Ia mengatakan bencana terus menjadi tantangan besar bagi bangsa ini. Pasalnya, selain rawan berbagai jenis bencana alam seperti gempa bumi, letusan gunung berapi, angin topan, tanah longsor, kekeringan, dan kebakaran hutan, Indonesia juga sangat rentan terhadap berbagai ancaman bencana non-alam. Ia menjabarkan sejumlah contoh bencana non-alam, seperti kebakaran hutan/lahan yang disebabkan oleh manusia, kecelakaan transportasi, pencemaran lingkungan, hingga epidemi dan wabah penyakit seperti yang baru saja terjadi yaitu pandemi COVID-19.

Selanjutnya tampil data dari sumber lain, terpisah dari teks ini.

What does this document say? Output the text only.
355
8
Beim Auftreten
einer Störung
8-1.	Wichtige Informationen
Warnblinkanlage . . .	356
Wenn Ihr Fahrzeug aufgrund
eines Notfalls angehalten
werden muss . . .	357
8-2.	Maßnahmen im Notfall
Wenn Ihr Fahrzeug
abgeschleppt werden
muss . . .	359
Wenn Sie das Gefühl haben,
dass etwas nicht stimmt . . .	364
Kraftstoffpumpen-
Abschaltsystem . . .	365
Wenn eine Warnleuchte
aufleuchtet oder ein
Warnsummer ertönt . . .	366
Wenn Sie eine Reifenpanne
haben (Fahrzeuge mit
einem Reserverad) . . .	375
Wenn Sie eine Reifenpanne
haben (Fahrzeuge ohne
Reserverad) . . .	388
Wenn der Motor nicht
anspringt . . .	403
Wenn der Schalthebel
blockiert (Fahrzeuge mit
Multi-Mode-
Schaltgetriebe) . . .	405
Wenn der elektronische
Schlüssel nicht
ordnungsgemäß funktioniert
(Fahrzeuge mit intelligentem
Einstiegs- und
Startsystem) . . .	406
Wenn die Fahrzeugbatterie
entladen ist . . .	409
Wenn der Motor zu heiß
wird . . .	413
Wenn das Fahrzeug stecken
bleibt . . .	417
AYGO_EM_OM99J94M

SCROLL TO CONTINUE WITH CONTENT
"Isu ini penting disinggung mengingat Indonesia tidak hanya rentan akan ancaman bencana alam, tetapi juga bencana non-alam, termasuk wabah penyakit. Bahkan, beban bencana bisa semakin besar mengingat krisis iklim yang sudah menyebabkan kekeringan, kebakaran hutan, hurikan atau badai sudah melanda Indonesia," terangnya.
Fahira menerangkan tingginya frekuensi bencana alam di Indonesia bisa dilihat dari data Badan Nasional Penanggulangan bencana (BNPB). Selama 1-16 Januari 2024 saja, lanjutnya, Indonesia sudah dilanda 94 bencana hidrometeorologi terutama banjir.
BNPB mengungkapkan secara rata-rata, terdapat 15 sampai 17 bencana alam per hari yang melanda Indonesia di sepanjang 2023. Selain menimbulkan korban jiwa manusia, bencana ini juga mengakibatkan kerusakan lingkungan, kerugian harta benda, dampak psikologis, dan kerugian ekonomi. Kementerian Keuangan mencatat rata-rata kerugian akibat bencana di Indonesia sebesar Rp 22,85 triliun (data 2021).
Oleh karena itu, ia menegaskan sistem ketahanan bencana perlu direformasi. Hal ini penting untuk menguatkan sistem dan respons peringatan dini serta fokus pada kesiapsiagaan dan pengurangan risiko bencana.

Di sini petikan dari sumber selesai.